★★★★☆

84 min | NR | June 16, 2022 | IFC Midnight

A lone Assassin descends in a diving bell through the rotting layers of a ruined world. Phil Tippett builds the whole nightmare by hand, one frame at a time, across thirty years. It is hell as a working factory, and the machines never stop.

Mad God is a stop-motion descent into a dead world. A masked figure called the Assassin lowers in a diving bell through layer after layer of ruin. There is almost no dialogue. There is no plot in any conventional sense. The film is a tour of a universe engineered to manufacture suffering. It builds hell as a working factory and follows one traveler down to watch the machinery run.

The Assassin trudges through the wreckage as a hunched silhouette in a trench coat and gas mask. Jake Freytag, David Lauer, and Hans Brekke give the figure a weary, mechanical persistence that holds the film together. Satish Ratakonda and Arne Hain play surgeons who work over a writhing patient with clinical detachment. Niketa Roman shifts between Nurse and Witch with the same unbothered cruelty. Alex Cox appears as the Last Man and anchors the closing stretch with grim composure. None of these performers leans on dialogue, so the work happens entirely through posture, gesture, and stillness.
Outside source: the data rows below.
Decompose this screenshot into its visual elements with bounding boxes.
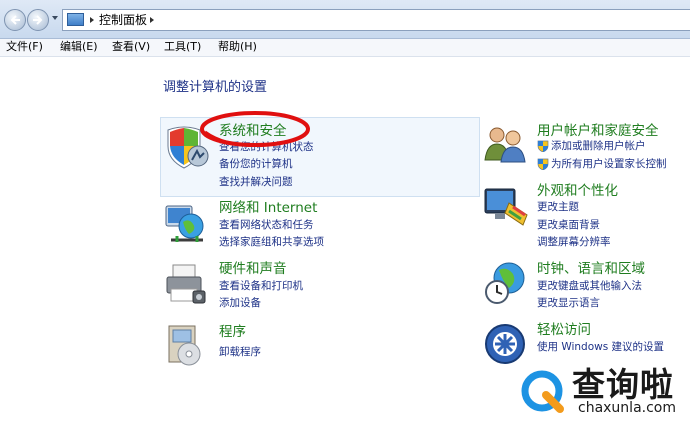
recent-pages-dropdown[interactable] <box>52 16 58 20</box>
back-button[interactable] <box>4 9 26 31</box>
uac-shield-icon <box>537 140 549 152</box>
red-highlight-oval <box>200 111 310 147</box>
category-network-internet[interactable]: 网络和 Internet <box>219 200 317 216</box>
users-icon <box>484 127 526 163</box>
clock-globe-icon <box>485 262 525 304</box>
link-add-remove-accounts[interactable]: 添加或删除用户帐户 <box>551 140 646 153</box>
link-parental-controls[interactable]: 为所有用户设置家长控制 <box>551 158 667 171</box>
chaxunla-logo-icon <box>515 364 569 418</box>
control-panel-icon <box>67 13 84 26</box>
appearance-icon <box>484 188 528 226</box>
link-add-device[interactable]: 添加设备 <box>219 297 261 310</box>
programs-box-icon <box>168 325 201 366</box>
back-arrow-icon <box>10 15 20 25</box>
title-bar: 控制面板 <box>0 0 690 39</box>
link-windows-recommended-settings[interactable]: 使用 Windows 建议的设置 <box>537 341 664 354</box>
link-view-network-status[interactable]: 查看网络状态和任务 <box>219 219 314 232</box>
forward-arrow-icon <box>33 15 43 25</box>
menu-view[interactable]: 查看(V) <box>112 40 150 54</box>
breadcrumb-arrow-icon[interactable] <box>150 17 154 23</box>
link-uninstall-program[interactable]: 卸载程序 <box>219 346 261 359</box>
accessibility-icon <box>485 324 525 364</box>
category-user-accounts[interactable]: 用户帐户和家庭安全 <box>537 123 659 139</box>
menu-edit[interactable]: 编辑(E) <box>60 40 98 54</box>
watermark-url: chaxunla.com <box>578 400 676 416</box>
printer-icon <box>166 264 206 304</box>
menu-bar: 文件(F) 编辑(E) 查看(V) 工具(T) 帮助(H) <box>0 39 690 57</box>
menu-file[interactable]: 文件(F) <box>6 40 43 54</box>
category-appearance[interactable]: 外观和个性化 <box>537 183 618 199</box>
forward-button[interactable] <box>27 9 49 31</box>
category-hardware-sound[interactable]: 硬件和声音 <box>219 261 287 277</box>
link-change-keyboard[interactable]: 更改键盘或其他输入法 <box>537 280 642 293</box>
menu-help[interactable]: 帮助(H) <box>218 40 257 54</box>
menu-tools[interactable]: 工具(T) <box>164 40 201 54</box>
watermark-brand: 查询啦 <box>572 365 674 404</box>
link-homegroup-sharing[interactable]: 选择家庭组和共享选项 <box>219 236 324 249</box>
breadcrumb-control-panel[interactable]: 控制面板 <box>99 13 147 27</box>
category-programs[interactable]: 程序 <box>219 324 246 340</box>
category-clock-language-region[interactable]: 时钟、语言和区域 <box>537 261 645 277</box>
breadcrumb-arrow-icon[interactable] <box>90 17 94 23</box>
uac-shield-icon <box>537 158 549 170</box>
link-devices-printers[interactable]: 查看设备和打印机 <box>219 280 303 293</box>
link-change-desktop-background[interactable]: 更改桌面背景 <box>537 219 600 232</box>
link-adjust-resolution[interactable]: 调整屏幕分辨率 <box>537 236 611 249</box>
category-ease-of-access[interactable]: 轻松访问 <box>537 322 591 338</box>
link-change-theme[interactable]: 更改主题 <box>537 201 579 214</box>
link-backup-computer[interactable]: 备份您的计算机 <box>219 158 293 171</box>
link-troubleshoot[interactable]: 查找并解决问题 <box>219 176 293 189</box>
link-change-display-language[interactable]: 更改显示语言 <box>537 297 600 310</box>
page-title: 调整计算机的设置 <box>163 80 268 95</box>
address-bar[interactable]: 控制面板 <box>62 9 690 31</box>
network-globe-icon <box>165 205 204 242</box>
Phil Tippett directs and writes from a vision he developed across decades of frame-by-frame labor. Every creature, set, and explosion is built by hand and shot in camera. The puppets carry visible fingerprints and seams, and that handmade roughness gives the decay real weight. Tippett layers his miniature sets into deep, receding planes so the camera seems to fall through the world rather than pan across it. The sound design fills the silence with grinding gears, wet impacts, and distant screams. The result is a soundscape as dense and oppressive as the imagery.

Mad God is a singular object. It belongs to no genre and follows no narrative rules. It answers to nothing but its maker’s imagination. The film offers no comfort and no escape from its own logic of rot and repetition. It is grotesque by design and rewards the viewer willing to sit inside the despair. Tippett has built a complete and terrible world and refuses to soften a single corner of it.